According to the Denver Post, about 30 victims of Merriman's $20 million fraud packed a federal courtroom in Colorado's capital city for seven hours of testimony and arguments.

Merriman pleaded guilty in December to one count of mail fraud after turning himself in to authorities in March 2009. The paper reports he admitted to taking money from 67 investors and using it to fund a lavish lifestyle and to pay off other investors.

The maximum sentence for the mail-fraud charge was 20 years, but Merriman's cooperation with investigators led the government to seek a sentence of 12 1/2 years, the Post reports.

Merriman's attorney asked the court for a sentence of just under six years.

U.S. District Court Judge Marcia Krieger rejected a key government claim that Merriman was not only a fund manager but an investment adviser, and thus deserved more time behind bars.

However, Krieger gave Merriman a harsher prison term than federal guidelines required, citing his betrayal of family, friends and church members, and the risk that he might reoffend.

"This gets into the confusion names and titles and the level of liability associated with each," says Kathleen McBride, editor of Wealth Manager Web and a member of the Committee for the Fiduciary Standard, a group that advocates for the Investment Advisers Act of 1940 as the industry fiduciary standard. "If nothing else, if they call themselves an investment advisor, they have to have a third-party auditor and third-party custodian. They'll have a fiduciary duty to clients that they will have to constantly prove. But if they act accordingly under the investment advisor label, they'll be better protected against legal action."

McBride notes the reason for most suits currently brought against brokers is for breach of fiduciary duty.
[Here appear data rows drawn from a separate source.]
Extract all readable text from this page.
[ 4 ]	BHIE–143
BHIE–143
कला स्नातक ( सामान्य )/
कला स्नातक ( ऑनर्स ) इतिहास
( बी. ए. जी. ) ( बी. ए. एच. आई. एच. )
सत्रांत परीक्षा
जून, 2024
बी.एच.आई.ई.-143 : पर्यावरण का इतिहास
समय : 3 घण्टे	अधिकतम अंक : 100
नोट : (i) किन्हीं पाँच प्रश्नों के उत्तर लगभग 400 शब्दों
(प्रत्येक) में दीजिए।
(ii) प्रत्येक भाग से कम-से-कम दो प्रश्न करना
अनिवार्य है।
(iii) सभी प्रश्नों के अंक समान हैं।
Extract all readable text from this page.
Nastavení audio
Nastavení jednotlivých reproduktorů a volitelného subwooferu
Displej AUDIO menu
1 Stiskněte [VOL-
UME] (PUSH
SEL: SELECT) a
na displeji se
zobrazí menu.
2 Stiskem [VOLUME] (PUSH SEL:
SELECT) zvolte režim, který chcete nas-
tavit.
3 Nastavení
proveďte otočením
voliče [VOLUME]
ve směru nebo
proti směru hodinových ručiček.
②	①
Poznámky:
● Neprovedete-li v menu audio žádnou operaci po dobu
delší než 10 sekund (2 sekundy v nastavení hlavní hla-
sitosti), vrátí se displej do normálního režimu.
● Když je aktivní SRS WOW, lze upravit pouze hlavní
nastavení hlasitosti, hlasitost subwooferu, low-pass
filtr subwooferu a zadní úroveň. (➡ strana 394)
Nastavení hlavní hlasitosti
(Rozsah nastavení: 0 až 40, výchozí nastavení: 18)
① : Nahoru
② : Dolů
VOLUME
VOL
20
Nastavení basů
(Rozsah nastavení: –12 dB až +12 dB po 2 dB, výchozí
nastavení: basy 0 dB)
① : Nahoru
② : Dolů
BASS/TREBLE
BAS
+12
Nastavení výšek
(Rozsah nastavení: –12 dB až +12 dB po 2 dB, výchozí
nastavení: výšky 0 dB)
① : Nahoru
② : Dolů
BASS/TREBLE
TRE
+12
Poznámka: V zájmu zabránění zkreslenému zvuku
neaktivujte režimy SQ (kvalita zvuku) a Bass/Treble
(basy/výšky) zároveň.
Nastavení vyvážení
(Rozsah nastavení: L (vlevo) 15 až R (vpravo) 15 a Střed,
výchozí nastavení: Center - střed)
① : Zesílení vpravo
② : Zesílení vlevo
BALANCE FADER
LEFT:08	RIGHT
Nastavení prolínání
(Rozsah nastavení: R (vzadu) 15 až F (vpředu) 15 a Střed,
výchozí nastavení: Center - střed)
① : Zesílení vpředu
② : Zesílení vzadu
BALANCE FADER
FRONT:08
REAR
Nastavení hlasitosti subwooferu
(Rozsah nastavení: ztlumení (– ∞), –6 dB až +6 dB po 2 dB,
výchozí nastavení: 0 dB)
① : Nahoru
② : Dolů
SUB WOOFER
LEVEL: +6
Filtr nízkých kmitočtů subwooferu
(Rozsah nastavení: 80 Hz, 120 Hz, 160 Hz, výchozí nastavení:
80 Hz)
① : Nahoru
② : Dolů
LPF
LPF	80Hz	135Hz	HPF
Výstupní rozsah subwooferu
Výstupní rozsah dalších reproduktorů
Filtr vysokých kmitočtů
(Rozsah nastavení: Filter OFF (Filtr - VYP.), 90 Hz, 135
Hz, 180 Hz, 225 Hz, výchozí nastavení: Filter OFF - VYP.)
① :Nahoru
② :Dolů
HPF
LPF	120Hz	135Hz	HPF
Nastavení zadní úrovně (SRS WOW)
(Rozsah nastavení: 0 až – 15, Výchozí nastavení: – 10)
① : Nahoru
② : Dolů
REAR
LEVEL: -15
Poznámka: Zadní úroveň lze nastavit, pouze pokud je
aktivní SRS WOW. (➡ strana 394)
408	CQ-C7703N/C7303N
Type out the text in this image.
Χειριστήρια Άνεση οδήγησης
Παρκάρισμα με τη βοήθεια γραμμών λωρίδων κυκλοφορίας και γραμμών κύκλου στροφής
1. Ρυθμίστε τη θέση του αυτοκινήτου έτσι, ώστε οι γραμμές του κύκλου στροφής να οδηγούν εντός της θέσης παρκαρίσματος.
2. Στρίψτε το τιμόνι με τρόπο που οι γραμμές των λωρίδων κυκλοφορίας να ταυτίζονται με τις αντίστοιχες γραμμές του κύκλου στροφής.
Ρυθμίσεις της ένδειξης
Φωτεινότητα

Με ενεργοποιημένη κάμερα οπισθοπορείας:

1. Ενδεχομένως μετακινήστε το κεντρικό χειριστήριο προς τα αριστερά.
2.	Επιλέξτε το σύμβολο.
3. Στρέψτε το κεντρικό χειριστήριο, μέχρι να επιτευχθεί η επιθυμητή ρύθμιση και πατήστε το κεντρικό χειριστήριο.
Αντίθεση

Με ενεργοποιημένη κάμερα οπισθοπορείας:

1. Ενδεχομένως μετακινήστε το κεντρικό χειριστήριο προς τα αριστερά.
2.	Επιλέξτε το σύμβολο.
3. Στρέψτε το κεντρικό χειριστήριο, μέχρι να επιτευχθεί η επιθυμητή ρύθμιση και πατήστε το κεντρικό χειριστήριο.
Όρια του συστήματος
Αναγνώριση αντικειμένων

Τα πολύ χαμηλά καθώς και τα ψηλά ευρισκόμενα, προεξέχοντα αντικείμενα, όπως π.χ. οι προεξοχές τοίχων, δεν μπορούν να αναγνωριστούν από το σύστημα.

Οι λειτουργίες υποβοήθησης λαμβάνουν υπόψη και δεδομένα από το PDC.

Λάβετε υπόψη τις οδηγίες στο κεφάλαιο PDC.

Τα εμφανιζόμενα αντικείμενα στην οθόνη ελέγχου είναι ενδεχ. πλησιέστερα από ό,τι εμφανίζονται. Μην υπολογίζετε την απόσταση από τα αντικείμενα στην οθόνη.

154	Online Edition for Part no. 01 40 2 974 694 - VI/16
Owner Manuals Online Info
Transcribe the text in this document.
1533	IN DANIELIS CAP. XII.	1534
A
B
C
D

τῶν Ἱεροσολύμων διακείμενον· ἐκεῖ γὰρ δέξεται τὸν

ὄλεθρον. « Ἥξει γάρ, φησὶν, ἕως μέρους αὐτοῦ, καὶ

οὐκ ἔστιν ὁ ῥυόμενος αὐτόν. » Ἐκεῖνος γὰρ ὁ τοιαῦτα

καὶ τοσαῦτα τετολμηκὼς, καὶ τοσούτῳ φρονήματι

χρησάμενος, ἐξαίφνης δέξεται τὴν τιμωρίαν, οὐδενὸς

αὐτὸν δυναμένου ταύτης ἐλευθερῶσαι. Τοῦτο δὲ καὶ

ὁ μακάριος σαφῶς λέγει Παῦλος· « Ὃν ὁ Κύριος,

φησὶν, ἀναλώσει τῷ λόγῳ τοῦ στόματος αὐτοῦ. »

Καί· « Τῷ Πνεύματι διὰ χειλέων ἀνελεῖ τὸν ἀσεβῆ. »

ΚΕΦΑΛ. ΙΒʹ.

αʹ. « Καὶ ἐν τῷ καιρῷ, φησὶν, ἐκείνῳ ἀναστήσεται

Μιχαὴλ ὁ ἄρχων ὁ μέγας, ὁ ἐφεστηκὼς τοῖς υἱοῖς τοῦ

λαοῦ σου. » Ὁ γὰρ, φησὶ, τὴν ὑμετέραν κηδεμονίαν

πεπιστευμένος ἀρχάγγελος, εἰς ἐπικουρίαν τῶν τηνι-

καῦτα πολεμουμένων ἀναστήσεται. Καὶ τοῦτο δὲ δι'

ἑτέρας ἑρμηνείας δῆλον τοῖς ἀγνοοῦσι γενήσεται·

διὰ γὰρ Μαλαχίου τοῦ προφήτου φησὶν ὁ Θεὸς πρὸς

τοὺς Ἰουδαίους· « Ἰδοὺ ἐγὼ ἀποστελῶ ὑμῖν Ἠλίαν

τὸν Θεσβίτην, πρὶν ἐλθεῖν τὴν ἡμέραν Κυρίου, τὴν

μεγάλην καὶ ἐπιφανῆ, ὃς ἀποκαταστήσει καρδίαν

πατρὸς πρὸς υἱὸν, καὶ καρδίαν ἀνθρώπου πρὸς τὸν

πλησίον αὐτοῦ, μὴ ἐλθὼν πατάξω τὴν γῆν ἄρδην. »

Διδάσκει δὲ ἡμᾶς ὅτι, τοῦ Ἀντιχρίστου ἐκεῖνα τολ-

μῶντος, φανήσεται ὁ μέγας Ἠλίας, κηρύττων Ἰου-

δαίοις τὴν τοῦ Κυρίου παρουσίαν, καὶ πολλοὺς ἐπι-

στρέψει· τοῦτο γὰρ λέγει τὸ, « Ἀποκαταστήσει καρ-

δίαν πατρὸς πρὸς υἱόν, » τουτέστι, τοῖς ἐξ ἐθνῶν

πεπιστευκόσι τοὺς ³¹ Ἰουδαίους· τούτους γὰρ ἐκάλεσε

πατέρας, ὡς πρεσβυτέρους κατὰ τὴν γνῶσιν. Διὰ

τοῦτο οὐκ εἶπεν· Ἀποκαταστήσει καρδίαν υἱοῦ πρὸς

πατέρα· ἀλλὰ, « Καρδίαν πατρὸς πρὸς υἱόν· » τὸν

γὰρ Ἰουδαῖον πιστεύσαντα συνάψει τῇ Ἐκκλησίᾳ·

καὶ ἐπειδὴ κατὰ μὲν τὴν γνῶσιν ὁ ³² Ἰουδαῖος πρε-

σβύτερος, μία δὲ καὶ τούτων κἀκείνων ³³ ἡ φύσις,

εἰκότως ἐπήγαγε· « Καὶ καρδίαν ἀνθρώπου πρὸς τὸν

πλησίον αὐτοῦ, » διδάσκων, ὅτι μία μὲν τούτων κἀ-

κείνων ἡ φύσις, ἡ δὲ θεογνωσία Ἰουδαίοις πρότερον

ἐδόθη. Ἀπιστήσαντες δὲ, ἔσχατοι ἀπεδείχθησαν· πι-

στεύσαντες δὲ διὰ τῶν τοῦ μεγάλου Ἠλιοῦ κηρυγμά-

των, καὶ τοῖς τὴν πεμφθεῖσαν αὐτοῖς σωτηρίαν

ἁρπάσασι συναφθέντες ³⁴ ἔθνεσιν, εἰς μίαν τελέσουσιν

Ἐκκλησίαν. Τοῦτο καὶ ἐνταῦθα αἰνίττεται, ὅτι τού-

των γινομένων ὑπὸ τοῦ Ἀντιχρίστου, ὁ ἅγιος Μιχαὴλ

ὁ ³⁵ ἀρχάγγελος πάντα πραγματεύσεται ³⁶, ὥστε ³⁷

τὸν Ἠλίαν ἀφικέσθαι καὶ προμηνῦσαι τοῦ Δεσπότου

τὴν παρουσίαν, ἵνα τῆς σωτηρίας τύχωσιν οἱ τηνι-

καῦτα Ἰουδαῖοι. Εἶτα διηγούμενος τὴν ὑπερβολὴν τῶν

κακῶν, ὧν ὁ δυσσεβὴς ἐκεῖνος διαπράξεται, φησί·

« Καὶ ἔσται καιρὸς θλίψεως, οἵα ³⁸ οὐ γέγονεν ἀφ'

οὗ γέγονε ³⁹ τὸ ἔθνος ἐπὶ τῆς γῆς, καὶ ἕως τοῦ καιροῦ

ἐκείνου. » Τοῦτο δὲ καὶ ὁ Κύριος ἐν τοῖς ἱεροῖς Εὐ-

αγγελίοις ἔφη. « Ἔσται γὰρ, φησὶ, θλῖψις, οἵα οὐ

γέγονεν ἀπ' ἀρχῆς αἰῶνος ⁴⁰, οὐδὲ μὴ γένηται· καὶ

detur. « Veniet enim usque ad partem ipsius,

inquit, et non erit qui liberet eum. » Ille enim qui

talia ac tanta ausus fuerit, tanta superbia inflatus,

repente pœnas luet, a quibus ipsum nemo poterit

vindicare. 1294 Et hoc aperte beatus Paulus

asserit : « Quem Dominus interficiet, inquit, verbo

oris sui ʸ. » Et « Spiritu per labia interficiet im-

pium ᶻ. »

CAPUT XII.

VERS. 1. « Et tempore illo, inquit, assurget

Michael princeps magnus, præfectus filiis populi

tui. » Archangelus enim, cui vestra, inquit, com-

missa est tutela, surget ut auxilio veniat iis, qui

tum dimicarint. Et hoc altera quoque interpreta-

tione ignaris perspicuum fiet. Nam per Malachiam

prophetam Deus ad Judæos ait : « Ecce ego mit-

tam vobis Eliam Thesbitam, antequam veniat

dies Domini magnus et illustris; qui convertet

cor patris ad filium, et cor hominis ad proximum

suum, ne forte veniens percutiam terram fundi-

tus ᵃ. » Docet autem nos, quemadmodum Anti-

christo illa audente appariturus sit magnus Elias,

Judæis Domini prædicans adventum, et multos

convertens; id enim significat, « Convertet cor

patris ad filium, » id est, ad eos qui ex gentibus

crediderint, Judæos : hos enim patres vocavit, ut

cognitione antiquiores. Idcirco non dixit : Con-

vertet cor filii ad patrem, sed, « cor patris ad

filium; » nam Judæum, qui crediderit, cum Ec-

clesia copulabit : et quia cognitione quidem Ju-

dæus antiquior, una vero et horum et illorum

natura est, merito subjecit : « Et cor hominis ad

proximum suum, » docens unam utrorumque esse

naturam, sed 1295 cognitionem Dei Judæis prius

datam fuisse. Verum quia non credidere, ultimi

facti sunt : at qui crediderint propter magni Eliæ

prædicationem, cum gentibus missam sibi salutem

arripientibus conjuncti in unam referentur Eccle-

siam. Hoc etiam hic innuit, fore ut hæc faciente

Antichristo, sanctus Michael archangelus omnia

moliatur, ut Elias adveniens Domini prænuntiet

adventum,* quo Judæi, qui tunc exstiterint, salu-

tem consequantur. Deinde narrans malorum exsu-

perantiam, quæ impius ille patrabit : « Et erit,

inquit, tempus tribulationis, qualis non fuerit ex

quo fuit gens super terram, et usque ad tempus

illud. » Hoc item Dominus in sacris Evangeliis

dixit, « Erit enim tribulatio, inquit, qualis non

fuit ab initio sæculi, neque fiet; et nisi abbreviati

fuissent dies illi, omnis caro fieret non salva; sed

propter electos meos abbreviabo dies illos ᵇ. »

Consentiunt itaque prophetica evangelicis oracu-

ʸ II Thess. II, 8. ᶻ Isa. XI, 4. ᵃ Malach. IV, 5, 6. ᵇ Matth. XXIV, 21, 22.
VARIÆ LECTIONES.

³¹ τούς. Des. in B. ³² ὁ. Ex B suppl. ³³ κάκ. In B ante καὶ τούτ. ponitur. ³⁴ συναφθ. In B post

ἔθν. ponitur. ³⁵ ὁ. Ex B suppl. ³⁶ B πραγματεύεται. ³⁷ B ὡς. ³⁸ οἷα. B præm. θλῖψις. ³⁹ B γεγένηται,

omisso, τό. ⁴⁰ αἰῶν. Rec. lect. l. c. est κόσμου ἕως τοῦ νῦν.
But the SEC, stung by criticism in the wake of the Madoff scandal, is also stepping up investigations and enforcement actions.

"Madoff was his own custodian and had his own two-man auditing team that was supposedly independent," McBride adds. "So you'll see the SEC take a much harder look at those claiming to call themselves investment advisors."

Under the sentence, Merriman will also face three years of supervision upon his release.